Abdelkrim, un Algérien de 42 ans qui vit en France depuis 2012, risque d’être expulsé par la Préfecture du Calvados, laissant derrière lui une femme et quatre enfants, rapporte le 10 novembre le site Actu.fr. Le 2 novembre 2021, ce ressortissant algérien qui réside À Trouville-sur-Mer a reçu dans sa boîte aux lettres une ordonnance de la Préfecture impliquant une Obligation de quitter le territoire français (OQTF). Une expulsion qui devrait avoir lieu le samedi 13 novembre 2021, selon la même source.

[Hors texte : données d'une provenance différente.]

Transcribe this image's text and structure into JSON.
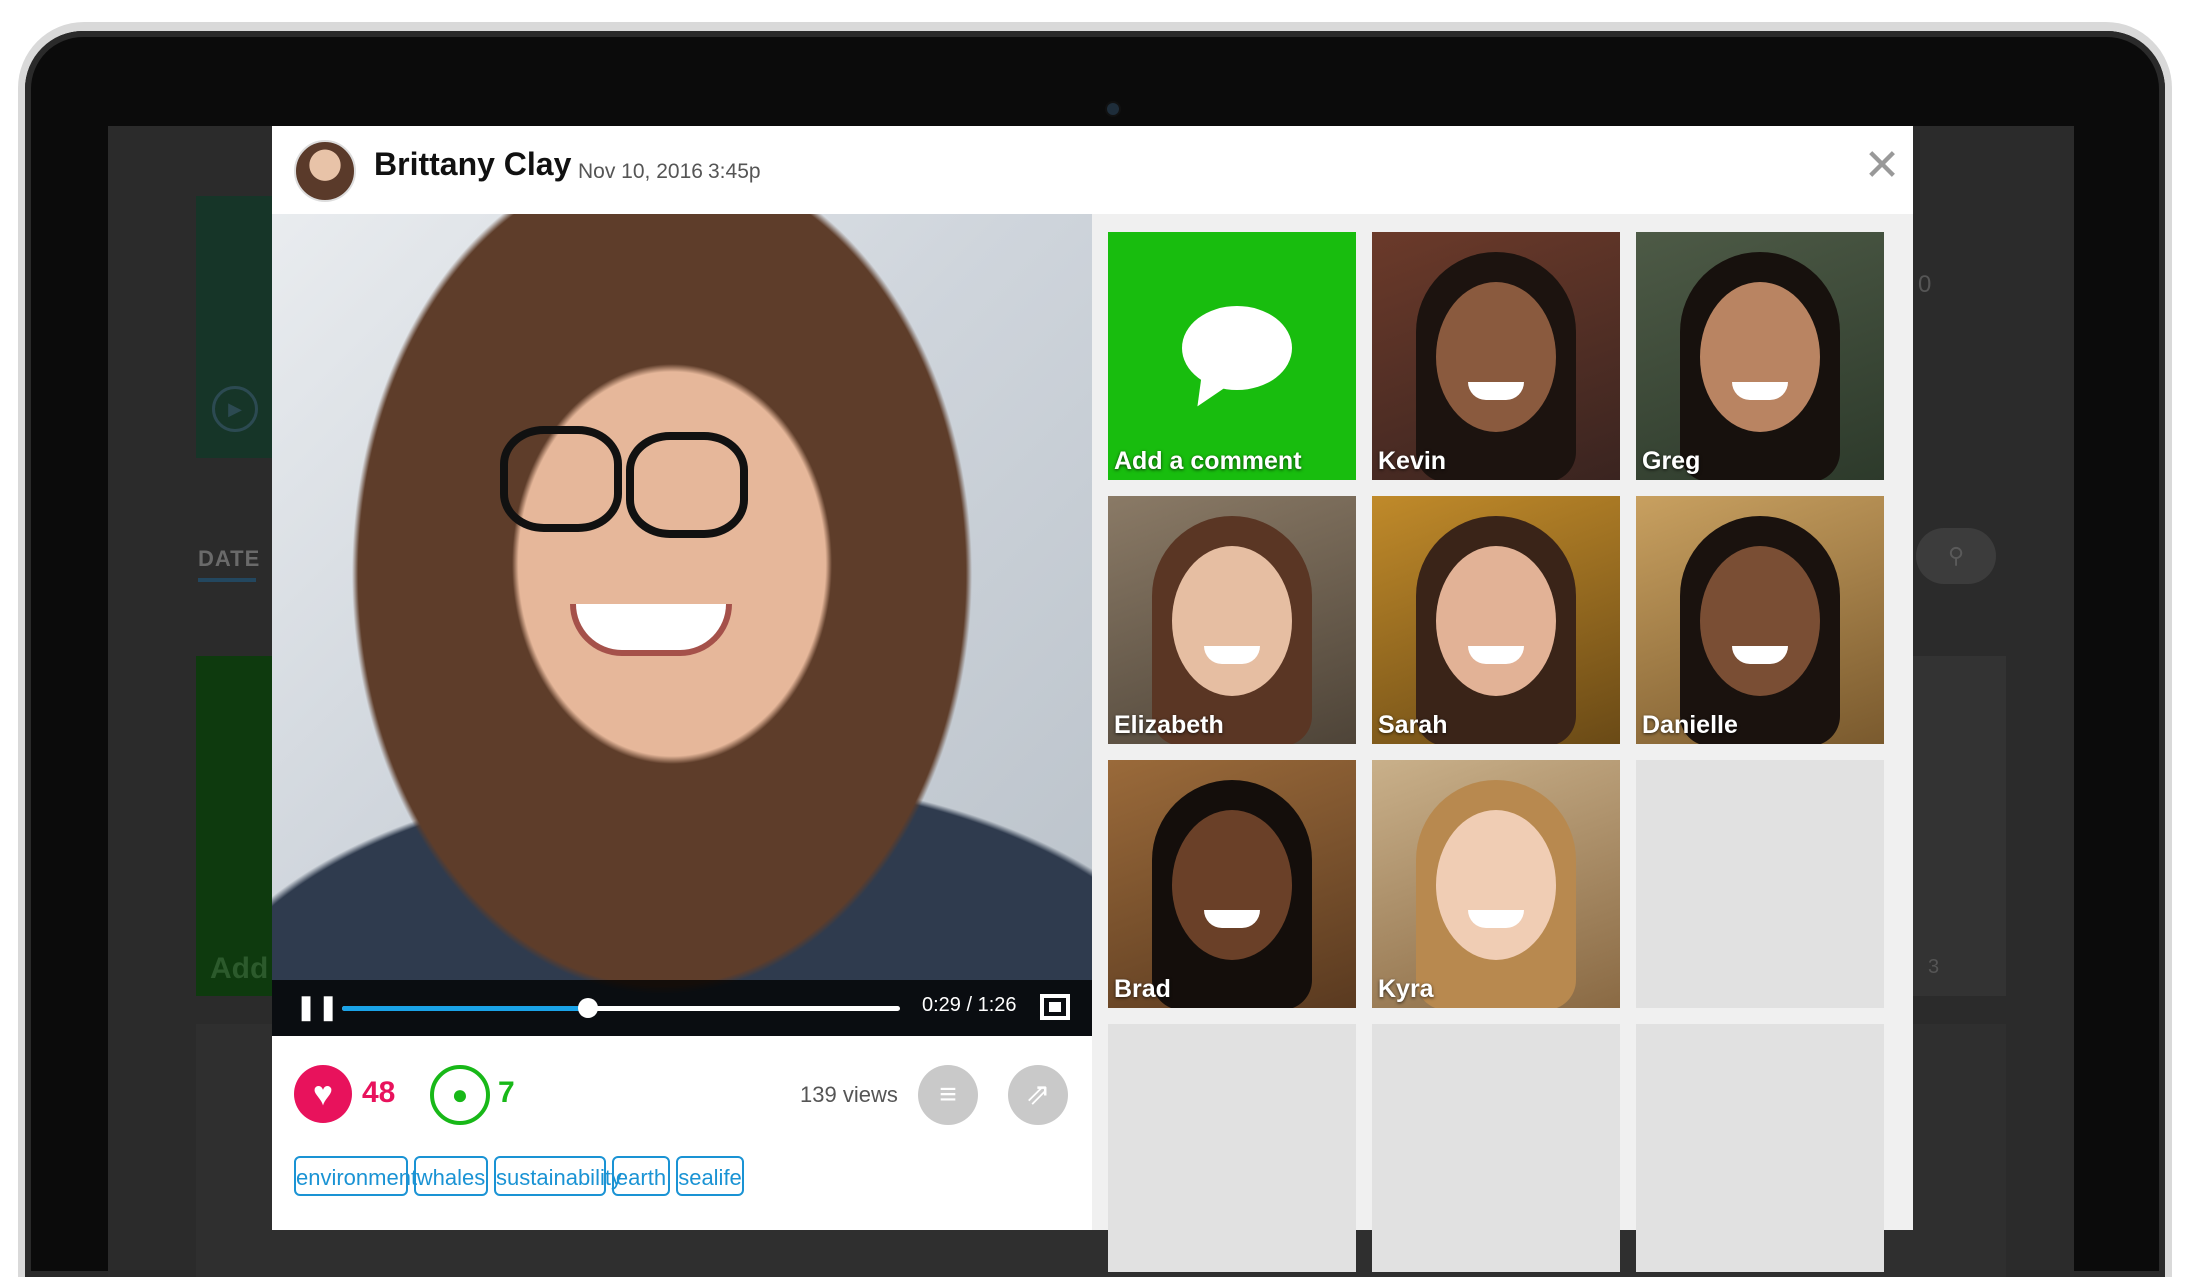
{
  "post": {
    "author": "Brittany Clay",
    "date": "Nov 10, 2016",
    "time": "3:45p",
    "close_icon": "close-icon"
  },
  "video": {
    "timecode": "0:29 / 1:26",
    "progress": 0.44,
    "pause_icon": "pause-icon",
    "fullscreen_icon": "fullscreen-icon"
  },
  "stats": {
    "likes": "48",
    "comments": "7",
    "views": "139 views"
  },
  "tags": [
    "environment",
    "whales",
    "sustainability",
    "earth",
    "sealife"
  ],
  "responses": {
    "add_comment_label": "Add a comment",
    "people": [
      "Kevin",
      "Greg",
      "Elizabeth",
      "Sarah",
      "Danielle",
      "Brad",
      "Kyra"
    ]
  },
  "colors": {
    "like": "#e8125c",
    "comment": "#18b818",
    "tag": "#1a93d4",
    "add_comment_tile": "#18bd0e",
    "seek_fill": "#1aa3e8"
  },
  "background": {
    "date_tab": "DATE",
    "add_text": "Add",
    "comment_count": "3",
    "partial_count": "0"
  }
}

Cette décision a suscité un grand élan de solidarité envers Abdelkrim de la part des voisins et des habitants de Trouville-sur-Mer. Une manifestation de soutien est prévue d’ailleurs le jeudi 11 novembre 2021 à 10 h, devant le commissariat de Deauville-Trouville. Originaire d’Algérie, Abdelkrim est arrivé en France il y a près de 10 ans. D’abord installés en région parisienne, Abdelkrim et Sara, son épouse, ont décidé d’aller vivre à Trouville-sur-Mer en 2016, « pour offrir le meilleur avenir possible aux quatre enfants », confie-t-il à Actu.fr.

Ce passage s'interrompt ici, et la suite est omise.